Studies by the coconut agency show that the use
of common table salt can increase copra production from 20 percent
to 25 percent.
Garin said their ambitious program to plant an
additional 16 million coconut trees nationwide in the next three
years will impact on copra production in 2009, because it takes up
to five years for a coconut tree to be productive from the day it is
planted.
The country today has more than 324 million
coconut trees planted to more than three million hectares of lands.
The high demand for copra for biodiesel,
however, will benefit coconut farmers because they will have an
alternative market for their produce, a member of the Farmer
Sectoral Council said. The council is a consultative body of farmers
under the National Anti-Poverty Council.
Also, a source from the biotechnology industry,
told The Manila Times that any shortfall in copra production for
cooking oil can be easily met by domestic malunggay production.
The source said malunggay oil has almost the
same profile as sunflower oil, which is free of unhealthy
trans-fatty acids. The oil from malunggay is extracted from its
dried seeds.
This early, there are thousands of
entrepreneurial farmers and landowners who are already growing
malunggay for its oil, and because the tree can be productive one to
two years from planting even without fertilizer or pesticide use.
Rice shortage looms
The Philippines, apparently, is also bracing
for a shortage of rice—the Filipinos’ staple. It seems that this
early, rice-rich neighbors, among them Vietnam, are looking at the
local market as possible export destinations.
On Friday, Vietnamese enterprises have won a
bid to sell 185,000 tons of rice to the Philippines, according to
the Vietnamese newspaper Youth.
Accordingly, 12,500 tons of 5-percent broken
rice priced at $745 per ton, 12,500 tons of 15-percent broken rice
at $738 per ton, and 160,000 tons of 25-percent broken rice, will be
delivered from March to late May.
Vietnam still targets to export 4 million tons
to 4.5 million tons of rice in 2008, despite damage to its rice crop
by the recent prolonged spell of cold weather in its northern
region.
Vietnam is the world’s second-biggest rice
exporter after Thailand. It exported 4.5 million tons of rice worth
nearly $1.5 billion in 2007, mainly to the Philippines, Malaysia,
Cuba, Indonesia and Japan. The 2007 figure is down 3.1 percent in
volume, but up 13.9 percent in value against 2006, according to the
country’s General Statistics Office.
To avert the possible rice crisis in the
Philippines, Senate President Manuel Villar Jr. has called on the
Department of Agriculture and the National Food Authority to crack
down on traders believed to behind alleged rice cartels.
“The poor sector stands to be affected
severely by the food shortage [as a result of] the diminishing
importation of rice,” Villar said in a statement Thursday.

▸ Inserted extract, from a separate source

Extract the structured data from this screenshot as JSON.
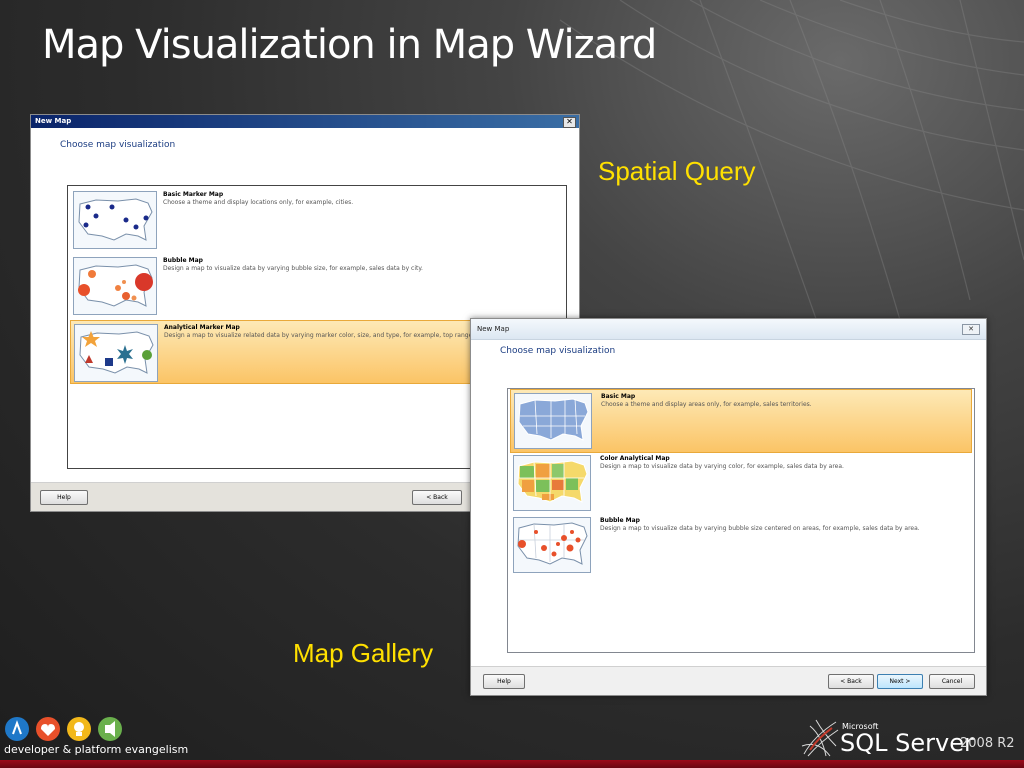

“It is unfortunate that while agriculture is
considered the lynchpin of the country’s economy and hosts one of
the world’s most reputable rice research institutions, the
Philippines is surprisingly the world’s biggest importer of
rice,” he said. Villar was referring to the International Rice
Research Institute (IRRI) in Los Baños, Laguna, south of Manila.
The Senate said threats to the steady supply of
rice in the country “can be attributed to water shortage, global
warming, and decreasing rice lands, aggravated by the operation of
rice cartels.”
He suggested that “an iron fist must also be
used against the rice cartels in averting the looming rice shortage
and drastic price increases of the commodity.”
Villar said he had learned that Vietnam can
only supply half of the 1.5 million tons that the Philippines needs.
He added that he will file a resolution in the
Senate urging the Committee on Agriculture and Food and the
blue-ribbon committee to conduct an inquiry into the supposedly
impending rice shortage and the reported rice cartels.